Almanya'daki heyette, Alman Yeşiller Partisi Eşbaşkanı Cem Özdemir ile Türk-Alman Ticaret Odası Başkan Yardımcı Nihat Sorgeç, Hollanda'yı temsilen Triodor Yazılım firmasının CEO'su Atilla Aytekin, Norveç'ten gelen heyette Alarga şirketinin Genel Müdürü Dilek Ayhan da yer aldı.
Böylece Türkiye, zirveye, hem dünya geneline dağılan girişimcilere sahip olduğunu göstermesi, hem de zirvenin gelecek ev sahipliği gibi önemli bir işlevi yerine getirecek olmasıyla damgasını vurdu.
OBAMA'YA SARILMASIYLA ADINDAN SÖZ ETTİRDİNorveç'i temsilen gelen heyette yer alan Alarga şirketinin Genel Müdürü Dilek Ayhan, zirvede ABD Başkanı Barack Obama'ya sarılmayı başaran kişi olarak konuşuldu.
Zirvede konuşma yapan Obama salondan ayrılırken yanına giden Ayhan, Obama'ya "sarılabilir miyim?" diye sorduğunu, Obama'nın da kendisini çekerek, sarılmasına izin verdiğini anlattı.
Ayhan, korumaların sıkı güvenlik önlemine rağmen Obama'nın kendisine sarılmasına izin vermesine çok sevindiğini belirterek, "Çok sevimliydi, konuşmadık, sadece sarıldım" dedi.
"TÜRKİYE'YE AŞIĞIM"Uşaklı olan ailesinin 1970'lerde Norveç'e gittiğini, kendisinin de orada doğduğunu anlatan Ayhan, mühendis olmasına rağmen kendi işini yapmadığını, 8 yıldır girişimcilikle uğraştığını kaydetti.
Ayhan, Avrupa Genç İş Adamları Derneği'nin başkanlığını yaptığını, Norveç'te AB konferansı düzenlediğini söyledi.

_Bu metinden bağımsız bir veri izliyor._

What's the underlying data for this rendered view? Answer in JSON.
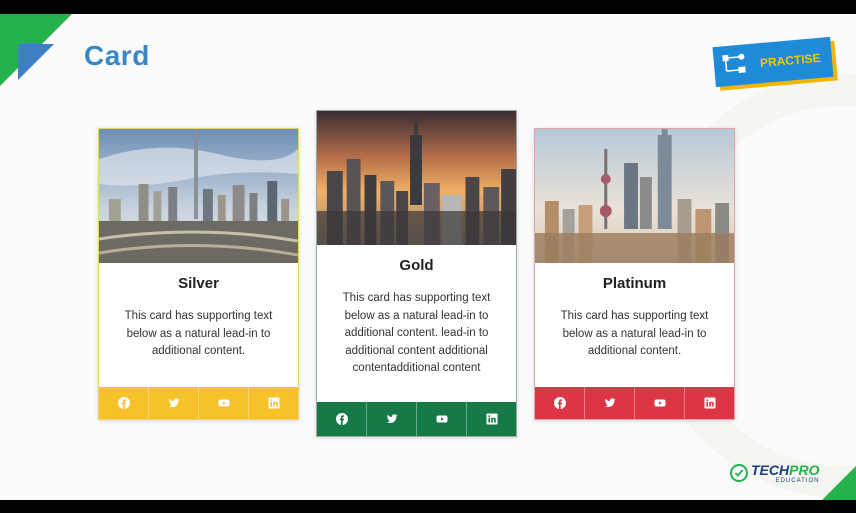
{
  "page": {
    "title": "Card"
  },
  "badge": {
    "label": "PRACTISE",
    "icon": "flowchart-icon"
  },
  "cards": [
    {
      "title": "Silver",
      "text": "This card has supporting text below as a natural lead-in to additional content.",
      "accent": "#f7c12a",
      "image": "dubai-skyline-image"
    },
    {
      "title": "Gold",
      "text": "This card has supporting text below as a natural lead-in to additional content. lead-in to additional content additional contentadditional content",
      "accent": "#157a47",
      "image": "new-york-skyline-image"
    },
    {
      "title": "Platinum",
      "text": "This card has supporting text below as a natural lead-in to additional content.",
      "accent": "#dc3545",
      "image": "shanghai-skyline-image"
    }
  ],
  "social_icons": [
    "facebook-icon",
    "twitter-icon",
    "youtube-icon",
    "linkedin-icon"
  ],
  "logo": {
    "main": "TECH",
    "accent": "PRO",
    "sub": "EDUCATION"
  }
}
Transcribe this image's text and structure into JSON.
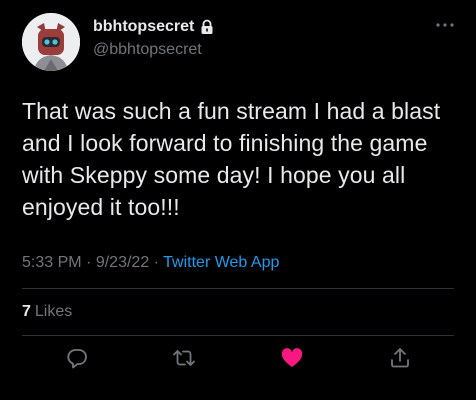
{
  "tweet": {
    "display_name": "bbhtopsecret",
    "handle": "@bbhtopsecret",
    "text": "That was such a fun stream I had a blast and I look forward to finishing the game with Skeppy some day! I hope you all enjoyed it too!!!",
    "time": "5:33 PM",
    "separator": "·",
    "date": "9/23/22",
    "source": "Twitter Web App",
    "likes_count": "7",
    "likes_label": "Likes",
    "liked": true
  },
  "colors": {
    "background": "#000000",
    "text": "#e7e9ea",
    "secondary": "#71767b",
    "link": "#1d9bf0",
    "like": "#f91880",
    "divider": "#2f3336"
  },
  "icons": {
    "lock": "lock-icon",
    "more": "more-horizontal-icon",
    "reply": "reply-icon",
    "retweet": "retweet-icon",
    "like": "heart-filled-icon",
    "share": "share-icon"
  }
}
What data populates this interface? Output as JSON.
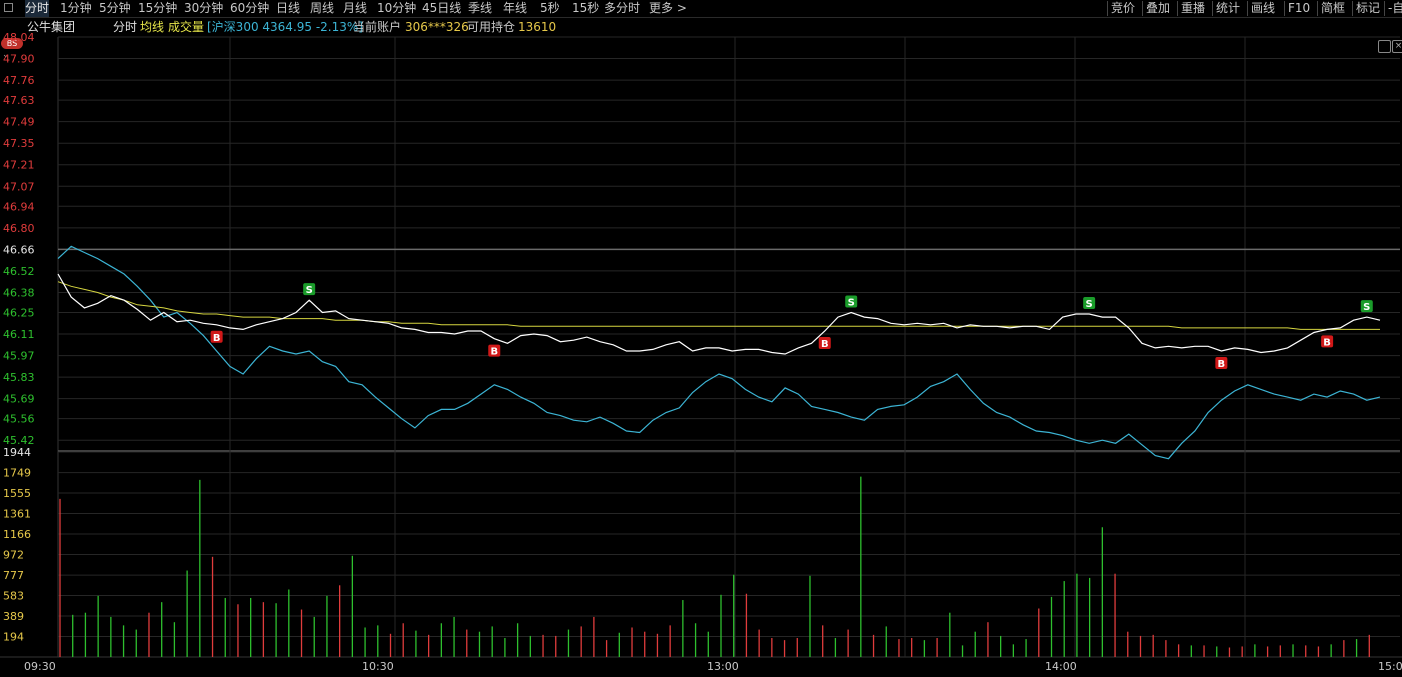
{
  "toolbar": {
    "periods": [
      "分时",
      "1分钟",
      "5分钟",
      "15分钟",
      "30分钟",
      "60分钟",
      "日线",
      "周线",
      "月线",
      "10分钟",
      "45日线",
      "季线",
      "年线",
      "5秒",
      "15秒",
      "多分时",
      "更多 >"
    ],
    "active_period": "分时",
    "right_tools": [
      "竞价",
      "叠加",
      "重播",
      "统计",
      "画线",
      "F10",
      "简框",
      "标记",
      "-自"
    ]
  },
  "info": {
    "stock_name": "公牛集团",
    "mode": "分时",
    "avg_label": "均线",
    "vol_label": "成交量",
    "index_text": "[沪深300 4364.95 -2.13%]",
    "account_label": "当前账户",
    "account_value": "306***326",
    "position_label": "可用持仓",
    "position_value": "13610",
    "bs_badge": "BS"
  },
  "colors": {
    "up": "#e03c3c",
    "down": "#2ec02e",
    "price_line": "#ffffff",
    "avg_line": "#d6d640",
    "index_line": "#3cb4d4",
    "grid": "#262626",
    "buy_marker": "#d01818",
    "sell_marker": "#1a9c2a"
  },
  "chart_data": {
    "type": "line",
    "price_axis": {
      "ticks_up": [
        "48.04",
        "47.90",
        "47.76",
        "47.63",
        "47.49",
        "47.35",
        "47.21",
        "47.07",
        "46.94",
        "46.80"
      ],
      "prev_close": "46.66",
      "ticks_down": [
        "46.52",
        "46.38",
        "46.25",
        "46.11",
        "45.97",
        "45.83",
        "45.69",
        "45.56",
        "45.42"
      ],
      "ylim": [
        45.35,
        48.04
      ]
    },
    "volume_axis": {
      "ticks": [
        "1944",
        "1749",
        "1555",
        "1361",
        "1166",
        "972",
        "777",
        "583",
        "389",
        "194"
      ],
      "ylim": [
        0,
        1944
      ]
    },
    "time_labels": [
      "09:30",
      "10:30",
      "13:00",
      "14:00",
      "15:00"
    ],
    "series": [
      {
        "name": "公牛集团",
        "values": [
          46.5,
          46.35,
          46.28,
          46.31,
          46.36,
          46.33,
          46.27,
          46.2,
          46.25,
          46.19,
          46.2,
          46.18,
          46.17,
          46.15,
          46.14,
          46.17,
          46.19,
          46.21,
          46.25,
          46.33,
          46.25,
          46.26,
          46.21,
          46.2,
          46.19,
          46.18,
          46.15,
          46.14,
          46.12,
          46.12,
          46.11,
          46.13,
          46.13,
          46.08,
          46.05,
          46.1,
          46.11,
          46.1,
          46.06,
          46.07,
          46.09,
          46.06,
          46.04,
          46.0,
          46.0,
          46.01,
          46.04,
          46.06,
          46.0,
          46.02,
          46.02,
          46.0,
          46.01,
          46.01,
          45.99,
          45.98,
          46.02,
          46.05,
          46.13,
          46.22,
          46.25,
          46.22,
          46.21,
          46.18,
          46.17,
          46.18,
          46.17,
          46.18,
          46.15,
          46.17,
          46.16,
          46.16,
          46.15,
          46.16,
          46.16,
          46.14,
          46.22,
          46.24,
          46.24,
          46.22,
          46.22,
          46.15,
          46.05,
          46.02,
          46.03,
          46.02,
          46.03,
          46.03,
          46.0,
          46.02,
          46.01,
          45.99,
          46.0,
          46.02,
          46.07,
          46.12,
          46.14,
          46.15,
          46.2,
          46.22,
          46.2
        ]
      },
      {
        "name": "均线",
        "values": [
          46.45,
          46.42,
          46.4,
          46.38,
          46.35,
          46.33,
          46.3,
          46.29,
          46.28,
          46.26,
          46.25,
          46.24,
          46.24,
          46.23,
          46.22,
          46.22,
          46.22,
          46.21,
          46.21,
          46.21,
          46.21,
          46.2,
          46.2,
          46.2,
          46.19,
          46.19,
          46.18,
          46.18,
          46.18,
          46.17,
          46.17,
          46.17,
          46.17,
          46.17,
          46.17,
          46.16,
          46.16,
          46.16,
          46.16,
          46.16,
          46.16,
          46.16,
          46.16,
          46.16,
          46.16,
          46.16,
          46.16,
          46.16,
          46.16,
          46.16,
          46.16,
          46.16,
          46.16,
          46.16,
          46.16,
          46.16,
          46.16,
          46.16,
          46.16,
          46.16,
          46.16,
          46.16,
          46.16,
          46.16,
          46.16,
          46.16,
          46.16,
          46.16,
          46.16,
          46.16,
          46.16,
          46.16,
          46.16,
          46.16,
          46.16,
          46.16,
          46.16,
          46.16,
          46.16,
          46.16,
          46.16,
          46.16,
          46.16,
          46.16,
          46.16,
          46.15,
          46.15,
          46.15,
          46.15,
          46.15,
          46.15,
          46.15,
          46.15,
          46.15,
          46.14,
          46.14,
          46.14,
          46.14,
          46.14,
          46.14,
          46.14
        ]
      },
      {
        "name": "沪深300",
        "values": [
          46.6,
          46.68,
          46.64,
          46.6,
          46.55,
          46.5,
          46.42,
          46.33,
          46.22,
          46.25,
          46.18,
          46.1,
          46.0,
          45.9,
          45.85,
          45.95,
          46.03,
          46.0,
          45.98,
          46.0,
          45.93,
          45.9,
          45.8,
          45.78,
          45.7,
          45.63,
          45.56,
          45.5,
          45.58,
          45.62,
          45.62,
          45.66,
          45.72,
          45.78,
          45.75,
          45.7,
          45.66,
          45.6,
          45.58,
          45.55,
          45.54,
          45.57,
          45.53,
          45.48,
          45.47,
          45.55,
          45.6,
          45.63,
          45.73,
          45.8,
          45.85,
          45.82,
          45.75,
          45.7,
          45.67,
          45.76,
          45.72,
          45.64,
          45.62,
          45.6,
          45.57,
          45.55,
          45.62,
          45.64,
          45.65,
          45.7,
          45.77,
          45.8,
          45.85,
          45.75,
          45.66,
          45.6,
          45.57,
          45.52,
          45.48,
          45.47,
          45.45,
          45.42,
          45.4,
          45.42,
          45.4,
          45.46,
          45.39,
          45.32,
          45.3,
          45.4,
          45.48,
          45.6,
          45.68,
          45.74,
          45.78,
          45.75,
          45.72,
          45.7,
          45.68,
          45.72,
          45.7,
          45.74,
          45.72,
          45.68,
          45.7
        ]
      }
    ],
    "markers": [
      {
        "type": "B",
        "index": 12
      },
      {
        "type": "S",
        "index": 19
      },
      {
        "type": "B",
        "index": 33
      },
      {
        "type": "B",
        "index": 58
      },
      {
        "type": "S",
        "index": 60
      },
      {
        "type": "S",
        "index": 78
      },
      {
        "type": "B",
        "index": 88
      },
      {
        "type": "B",
        "index": 96
      },
      {
        "type": "S",
        "index": 99
      }
    ],
    "volume": {
      "values": [
        1500,
        400,
        420,
        580,
        380,
        300,
        260,
        420,
        520,
        330,
        820,
        1680,
        950,
        560,
        500,
        560,
        520,
        510,
        640,
        450,
        380,
        580,
        680,
        960,
        280,
        300,
        220,
        320,
        250,
        210,
        320,
        380,
        260,
        240,
        290,
        180,
        320,
        200,
        210,
        200,
        260,
        290,
        380,
        160,
        230,
        280,
        240,
        220,
        300,
        540,
        320,
        240,
        590,
        780,
        600,
        260,
        180,
        160,
        180,
        770,
        300,
        180,
        260,
        1710,
        210,
        290,
        170,
        180,
        160,
        180,
        420,
        110,
        240,
        330,
        200,
        120,
        170,
        460,
        570,
        720,
        790,
        750,
        1230,
        790,
        240,
        200,
        210,
        160,
        120,
        110,
        110,
        100,
        90,
        100,
        120,
        100,
        110,
        120,
        110,
        100,
        120,
        160,
        170,
        210
      ],
      "colors": [
        "up",
        "down",
        "down",
        "down",
        "down",
        "down",
        "down",
        "up",
        "down",
        "down",
        "down",
        "down",
        "up",
        "down",
        "up",
        "down",
        "up",
        "down",
        "down",
        "up",
        "down",
        "down",
        "up",
        "down",
        "down",
        "down",
        "up",
        "up",
        "down",
        "up",
        "down",
        "down",
        "up",
        "down",
        "down",
        "down",
        "down",
        "down",
        "up",
        "up",
        "down",
        "up",
        "up",
        "up",
        "down",
        "up",
        "up",
        "up",
        "up",
        "down",
        "down",
        "down",
        "down",
        "down",
        "up",
        "up",
        "up",
        "up",
        "up",
        "down",
        "up",
        "down",
        "up",
        "down",
        "up",
        "down",
        "up",
        "up",
        "down",
        "up",
        "down",
        "down",
        "down",
        "up",
        "down",
        "down",
        "down",
        "up",
        "down",
        "down",
        "down",
        "down",
        "down",
        "up",
        "up",
        "up",
        "up",
        "up",
        "up",
        "down",
        "up",
        "down",
        "up",
        "up",
        "down",
        "up",
        "up",
        "down",
        "up",
        "up",
        "down",
        "up",
        "down",
        "up"
      ]
    }
  }
}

Norveç'teki Türk Gençlik Derneği'nin de kurucusu olduğunu söyleyen Ayhan, "Azınlıklara yönelik olarak çalışan en tanınmış derneklerden biri, devletten ödül almış bir dernek. Norveç'te benim kadar uzun süreli azınlıklara yönelik çalışmış insan bulamazsınız. Bu zirveye de Norveç'ten 8 aday vardı, benim haberim bile yoktu. Azınlıklara yönelik bu çalışmalarımdan dolayı seçilmiş olabilirim" diye konuştu.
Norveç'teki işinde çok uluslu şirketlere, eleman göndermek istedikleri ülkelere uygun insan kaynağı sağladıklarını belirten Ayhan, bunun için genellikle üniversitelerdeki yabancı uyruklu öğrencileri seçtiklerini belirterek, "En iyilerini buluyoruz. Bizim öğrencilerimiz arasında 5-6 dil konuşanlar var" dedi.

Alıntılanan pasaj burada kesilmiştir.